Tienes que saber que naciste a golpe de amor, porque tu padre y yo te
ideamos, te construimos y te creamos con unos lazos de amor infinitos, amor
verdadero, como olas o estrellas, que fuiste buscado y deseado, que cuando te
tuve en mis brazos —una bola minúscula de pelo y carne— sentí que la emoción,
el cariño y el deseo me corroían las entrañas, que nada sería igual contigo a
mi lado, que la vida merecía la pena ser vivida sólo por tu presencia. Cuando
te contemplé arrobada se me inundó el alma de emociones, porque tú, hijo mío,
fuiste lo mejor que me ha pasado y me puede pasar jamás…
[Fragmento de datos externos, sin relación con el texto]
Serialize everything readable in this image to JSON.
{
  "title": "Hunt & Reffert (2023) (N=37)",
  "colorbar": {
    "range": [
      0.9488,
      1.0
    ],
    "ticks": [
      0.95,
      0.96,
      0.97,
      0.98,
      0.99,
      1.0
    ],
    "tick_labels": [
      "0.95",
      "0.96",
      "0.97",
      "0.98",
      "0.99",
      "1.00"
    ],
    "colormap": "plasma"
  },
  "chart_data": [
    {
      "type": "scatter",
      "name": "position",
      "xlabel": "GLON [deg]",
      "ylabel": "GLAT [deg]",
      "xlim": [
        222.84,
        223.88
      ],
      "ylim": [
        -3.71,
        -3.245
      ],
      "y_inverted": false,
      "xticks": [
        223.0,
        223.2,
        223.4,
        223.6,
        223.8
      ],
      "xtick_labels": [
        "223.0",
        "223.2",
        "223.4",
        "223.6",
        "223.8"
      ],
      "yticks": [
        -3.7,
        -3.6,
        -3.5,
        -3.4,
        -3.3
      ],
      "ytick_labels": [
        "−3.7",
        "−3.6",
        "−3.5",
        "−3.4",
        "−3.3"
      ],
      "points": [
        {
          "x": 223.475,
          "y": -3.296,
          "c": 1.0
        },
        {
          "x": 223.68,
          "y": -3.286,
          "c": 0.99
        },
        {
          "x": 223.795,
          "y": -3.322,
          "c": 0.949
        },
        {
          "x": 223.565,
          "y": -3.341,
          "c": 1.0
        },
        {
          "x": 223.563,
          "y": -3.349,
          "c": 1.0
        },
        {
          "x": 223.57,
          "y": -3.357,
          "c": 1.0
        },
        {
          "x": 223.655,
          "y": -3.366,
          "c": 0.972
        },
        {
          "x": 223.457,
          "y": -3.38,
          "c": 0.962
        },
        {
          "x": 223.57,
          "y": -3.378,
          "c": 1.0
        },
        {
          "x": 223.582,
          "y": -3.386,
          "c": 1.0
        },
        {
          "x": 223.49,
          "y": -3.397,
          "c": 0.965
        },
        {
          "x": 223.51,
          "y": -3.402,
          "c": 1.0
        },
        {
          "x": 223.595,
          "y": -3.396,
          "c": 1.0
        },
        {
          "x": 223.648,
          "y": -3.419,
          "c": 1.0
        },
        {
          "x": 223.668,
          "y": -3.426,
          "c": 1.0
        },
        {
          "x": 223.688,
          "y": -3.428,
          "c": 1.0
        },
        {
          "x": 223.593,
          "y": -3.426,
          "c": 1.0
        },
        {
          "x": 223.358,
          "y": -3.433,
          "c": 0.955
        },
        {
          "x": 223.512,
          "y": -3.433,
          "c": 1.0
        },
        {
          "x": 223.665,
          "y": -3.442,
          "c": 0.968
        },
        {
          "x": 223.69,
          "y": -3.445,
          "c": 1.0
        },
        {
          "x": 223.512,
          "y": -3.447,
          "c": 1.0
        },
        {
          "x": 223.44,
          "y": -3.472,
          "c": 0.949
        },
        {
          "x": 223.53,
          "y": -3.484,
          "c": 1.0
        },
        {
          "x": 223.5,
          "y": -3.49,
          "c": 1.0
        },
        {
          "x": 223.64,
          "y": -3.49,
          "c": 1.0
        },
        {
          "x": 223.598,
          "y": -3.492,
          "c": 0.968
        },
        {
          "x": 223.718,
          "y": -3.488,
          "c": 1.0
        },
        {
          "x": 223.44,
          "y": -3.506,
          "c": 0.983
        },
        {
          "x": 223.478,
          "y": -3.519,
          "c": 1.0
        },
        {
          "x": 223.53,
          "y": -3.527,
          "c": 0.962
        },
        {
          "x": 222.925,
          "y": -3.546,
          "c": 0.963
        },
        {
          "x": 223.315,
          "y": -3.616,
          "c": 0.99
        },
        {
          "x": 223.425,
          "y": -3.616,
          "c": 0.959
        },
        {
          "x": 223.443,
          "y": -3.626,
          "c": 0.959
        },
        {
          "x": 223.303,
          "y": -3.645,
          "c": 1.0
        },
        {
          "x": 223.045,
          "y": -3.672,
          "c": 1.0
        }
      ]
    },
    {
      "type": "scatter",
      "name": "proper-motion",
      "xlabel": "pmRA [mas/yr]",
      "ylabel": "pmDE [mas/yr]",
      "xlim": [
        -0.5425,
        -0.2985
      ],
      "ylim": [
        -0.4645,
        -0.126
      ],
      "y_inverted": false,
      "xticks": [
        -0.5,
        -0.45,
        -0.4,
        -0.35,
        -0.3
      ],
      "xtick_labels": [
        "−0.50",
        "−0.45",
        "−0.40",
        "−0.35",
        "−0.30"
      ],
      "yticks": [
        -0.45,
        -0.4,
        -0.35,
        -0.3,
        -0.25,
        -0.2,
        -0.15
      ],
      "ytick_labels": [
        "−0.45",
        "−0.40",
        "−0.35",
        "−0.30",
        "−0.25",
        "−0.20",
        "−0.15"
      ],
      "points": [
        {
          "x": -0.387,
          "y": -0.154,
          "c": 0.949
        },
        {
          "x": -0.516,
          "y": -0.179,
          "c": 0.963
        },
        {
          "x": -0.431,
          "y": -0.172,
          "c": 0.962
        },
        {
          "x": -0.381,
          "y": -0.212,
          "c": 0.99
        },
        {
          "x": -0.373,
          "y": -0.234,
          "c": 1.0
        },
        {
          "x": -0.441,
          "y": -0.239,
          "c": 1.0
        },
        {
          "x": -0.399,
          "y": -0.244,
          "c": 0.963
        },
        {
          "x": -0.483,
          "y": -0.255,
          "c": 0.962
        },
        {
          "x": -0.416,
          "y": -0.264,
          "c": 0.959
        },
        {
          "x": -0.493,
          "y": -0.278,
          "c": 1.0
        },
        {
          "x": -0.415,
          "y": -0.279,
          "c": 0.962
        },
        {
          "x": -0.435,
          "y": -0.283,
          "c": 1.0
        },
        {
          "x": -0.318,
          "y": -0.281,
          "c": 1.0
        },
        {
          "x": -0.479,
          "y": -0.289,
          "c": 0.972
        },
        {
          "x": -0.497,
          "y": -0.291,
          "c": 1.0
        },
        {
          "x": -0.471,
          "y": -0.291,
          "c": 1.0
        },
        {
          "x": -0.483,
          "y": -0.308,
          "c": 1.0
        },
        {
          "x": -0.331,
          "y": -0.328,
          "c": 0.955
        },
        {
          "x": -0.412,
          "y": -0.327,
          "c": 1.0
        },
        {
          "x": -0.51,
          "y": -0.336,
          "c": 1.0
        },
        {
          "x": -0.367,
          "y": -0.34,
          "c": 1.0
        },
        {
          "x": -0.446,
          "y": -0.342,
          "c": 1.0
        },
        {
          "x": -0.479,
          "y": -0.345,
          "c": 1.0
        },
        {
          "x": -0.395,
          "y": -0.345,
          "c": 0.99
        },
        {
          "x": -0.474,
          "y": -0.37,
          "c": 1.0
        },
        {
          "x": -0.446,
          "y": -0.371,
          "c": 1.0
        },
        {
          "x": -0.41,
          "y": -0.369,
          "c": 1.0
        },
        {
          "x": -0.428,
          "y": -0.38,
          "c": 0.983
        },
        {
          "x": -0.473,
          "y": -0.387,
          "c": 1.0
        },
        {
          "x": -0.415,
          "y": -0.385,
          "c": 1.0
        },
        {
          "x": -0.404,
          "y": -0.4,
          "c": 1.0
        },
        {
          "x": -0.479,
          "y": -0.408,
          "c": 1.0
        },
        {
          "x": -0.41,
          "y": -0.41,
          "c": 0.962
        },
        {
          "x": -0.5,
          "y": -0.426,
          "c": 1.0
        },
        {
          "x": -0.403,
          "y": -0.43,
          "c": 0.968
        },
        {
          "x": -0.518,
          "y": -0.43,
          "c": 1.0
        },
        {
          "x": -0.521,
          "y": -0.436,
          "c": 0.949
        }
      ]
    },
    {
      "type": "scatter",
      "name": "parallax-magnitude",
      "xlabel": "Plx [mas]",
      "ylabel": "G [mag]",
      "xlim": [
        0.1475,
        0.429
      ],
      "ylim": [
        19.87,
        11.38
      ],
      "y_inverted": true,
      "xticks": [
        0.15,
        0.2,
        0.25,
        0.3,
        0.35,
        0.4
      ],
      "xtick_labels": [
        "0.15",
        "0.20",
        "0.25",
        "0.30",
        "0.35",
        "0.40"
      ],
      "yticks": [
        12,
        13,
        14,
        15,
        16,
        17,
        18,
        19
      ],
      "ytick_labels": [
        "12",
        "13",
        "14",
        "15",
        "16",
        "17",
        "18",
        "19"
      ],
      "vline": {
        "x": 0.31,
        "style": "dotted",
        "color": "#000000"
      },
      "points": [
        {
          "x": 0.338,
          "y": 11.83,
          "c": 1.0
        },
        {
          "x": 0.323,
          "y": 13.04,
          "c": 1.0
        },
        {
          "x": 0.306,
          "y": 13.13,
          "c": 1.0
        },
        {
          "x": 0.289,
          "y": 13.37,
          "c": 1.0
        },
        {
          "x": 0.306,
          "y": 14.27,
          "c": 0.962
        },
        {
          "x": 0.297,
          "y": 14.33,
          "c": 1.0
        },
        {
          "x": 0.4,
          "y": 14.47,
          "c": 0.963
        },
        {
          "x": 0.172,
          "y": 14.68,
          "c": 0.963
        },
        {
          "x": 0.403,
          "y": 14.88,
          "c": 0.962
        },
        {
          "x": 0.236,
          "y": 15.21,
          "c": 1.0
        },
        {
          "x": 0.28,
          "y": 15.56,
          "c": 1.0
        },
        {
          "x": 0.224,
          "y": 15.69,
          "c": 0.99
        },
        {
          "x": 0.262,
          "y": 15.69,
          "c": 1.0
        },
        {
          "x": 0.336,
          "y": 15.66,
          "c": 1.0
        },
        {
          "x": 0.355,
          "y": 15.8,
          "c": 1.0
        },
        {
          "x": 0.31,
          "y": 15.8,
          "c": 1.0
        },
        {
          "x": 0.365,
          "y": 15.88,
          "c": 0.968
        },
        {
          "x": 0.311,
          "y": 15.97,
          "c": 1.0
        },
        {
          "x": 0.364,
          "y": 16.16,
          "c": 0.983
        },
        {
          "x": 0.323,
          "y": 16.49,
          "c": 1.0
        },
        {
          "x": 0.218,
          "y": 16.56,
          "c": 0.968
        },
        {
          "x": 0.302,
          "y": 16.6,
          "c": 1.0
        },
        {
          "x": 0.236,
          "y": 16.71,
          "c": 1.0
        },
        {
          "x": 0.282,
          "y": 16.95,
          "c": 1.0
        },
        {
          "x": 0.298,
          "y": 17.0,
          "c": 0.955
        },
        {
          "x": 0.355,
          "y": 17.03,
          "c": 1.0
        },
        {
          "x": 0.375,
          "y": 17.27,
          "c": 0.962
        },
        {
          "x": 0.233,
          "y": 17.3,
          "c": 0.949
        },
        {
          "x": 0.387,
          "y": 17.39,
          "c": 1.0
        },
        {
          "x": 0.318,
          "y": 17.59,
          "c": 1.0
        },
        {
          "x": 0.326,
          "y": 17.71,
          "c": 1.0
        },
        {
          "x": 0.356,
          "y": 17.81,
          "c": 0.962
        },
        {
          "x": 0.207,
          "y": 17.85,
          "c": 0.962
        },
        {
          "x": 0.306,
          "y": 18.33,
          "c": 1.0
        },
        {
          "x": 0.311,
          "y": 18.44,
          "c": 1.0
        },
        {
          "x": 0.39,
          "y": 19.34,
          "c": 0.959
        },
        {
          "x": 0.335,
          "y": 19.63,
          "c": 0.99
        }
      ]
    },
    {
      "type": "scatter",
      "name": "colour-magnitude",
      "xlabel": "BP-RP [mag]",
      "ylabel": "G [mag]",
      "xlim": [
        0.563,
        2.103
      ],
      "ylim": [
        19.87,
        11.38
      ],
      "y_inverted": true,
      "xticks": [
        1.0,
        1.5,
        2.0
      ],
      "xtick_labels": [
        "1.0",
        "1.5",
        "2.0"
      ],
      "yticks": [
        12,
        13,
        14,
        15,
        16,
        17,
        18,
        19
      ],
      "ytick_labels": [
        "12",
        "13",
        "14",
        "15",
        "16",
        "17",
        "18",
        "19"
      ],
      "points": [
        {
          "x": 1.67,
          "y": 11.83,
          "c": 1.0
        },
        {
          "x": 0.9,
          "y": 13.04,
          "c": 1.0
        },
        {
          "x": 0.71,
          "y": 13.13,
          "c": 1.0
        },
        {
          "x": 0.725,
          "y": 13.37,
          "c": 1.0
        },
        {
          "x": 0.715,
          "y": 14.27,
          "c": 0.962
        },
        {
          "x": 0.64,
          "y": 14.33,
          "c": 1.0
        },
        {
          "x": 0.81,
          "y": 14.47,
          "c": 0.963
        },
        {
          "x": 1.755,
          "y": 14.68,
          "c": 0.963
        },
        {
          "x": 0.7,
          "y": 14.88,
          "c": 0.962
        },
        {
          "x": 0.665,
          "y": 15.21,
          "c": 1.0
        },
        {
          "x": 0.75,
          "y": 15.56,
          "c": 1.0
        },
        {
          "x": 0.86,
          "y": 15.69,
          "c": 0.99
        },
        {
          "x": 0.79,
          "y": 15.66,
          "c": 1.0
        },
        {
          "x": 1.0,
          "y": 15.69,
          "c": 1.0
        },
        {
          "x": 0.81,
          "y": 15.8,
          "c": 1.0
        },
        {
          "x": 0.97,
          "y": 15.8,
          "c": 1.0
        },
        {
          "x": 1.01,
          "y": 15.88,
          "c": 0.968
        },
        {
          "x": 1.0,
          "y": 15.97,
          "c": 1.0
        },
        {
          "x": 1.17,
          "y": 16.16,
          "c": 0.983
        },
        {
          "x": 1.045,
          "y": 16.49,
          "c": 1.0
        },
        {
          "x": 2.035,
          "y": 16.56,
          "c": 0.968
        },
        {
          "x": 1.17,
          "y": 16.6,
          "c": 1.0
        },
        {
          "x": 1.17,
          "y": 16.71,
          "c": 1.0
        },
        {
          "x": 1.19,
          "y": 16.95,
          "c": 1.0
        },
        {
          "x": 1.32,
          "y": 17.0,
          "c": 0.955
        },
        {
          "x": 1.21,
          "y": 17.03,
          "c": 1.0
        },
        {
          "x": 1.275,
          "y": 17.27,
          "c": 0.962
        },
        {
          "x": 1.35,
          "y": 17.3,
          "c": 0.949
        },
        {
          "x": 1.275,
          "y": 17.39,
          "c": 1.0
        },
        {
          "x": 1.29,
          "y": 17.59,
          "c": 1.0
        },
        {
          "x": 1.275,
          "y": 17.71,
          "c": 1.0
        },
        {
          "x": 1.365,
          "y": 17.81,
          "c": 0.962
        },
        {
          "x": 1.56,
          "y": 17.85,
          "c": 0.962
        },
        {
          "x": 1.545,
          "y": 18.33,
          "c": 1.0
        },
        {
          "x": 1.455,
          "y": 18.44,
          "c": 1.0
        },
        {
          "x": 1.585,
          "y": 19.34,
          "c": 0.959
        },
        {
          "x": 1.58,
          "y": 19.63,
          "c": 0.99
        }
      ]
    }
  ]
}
Levantó los ojos y la pluma a la vez. El silencio se le clavó en las
entrañas. Dejó de escribir. Un ruido más, como tantos de los que se desparramaban
por aquel caserón solitario herencia de sus padres. La soledad le inundaba a
chorros, como venía sucediendo durante los últimos veinte años. Cierto que
tenía lo que cualquiera podía desear: gran fama como escritora, veinticinco
novelas publicadas, éxito, seguidores, premios, millones de lectores, dinero,
triunfo… pero le faltaba algo tan sencillo y complicado a la vez como el amor,
aquella caricia que nunca surgió, aquel marido que nunca tuvo, aquel niño que
nunca nació. Por eso escribía y escribía diciéndoles y repitiéndoles cuánto los
amaba, especialmente a su hijo. Por eso afirmaba una y otra vez que todo con
él, con su amado pequeño, había sucedido a golpe de amor.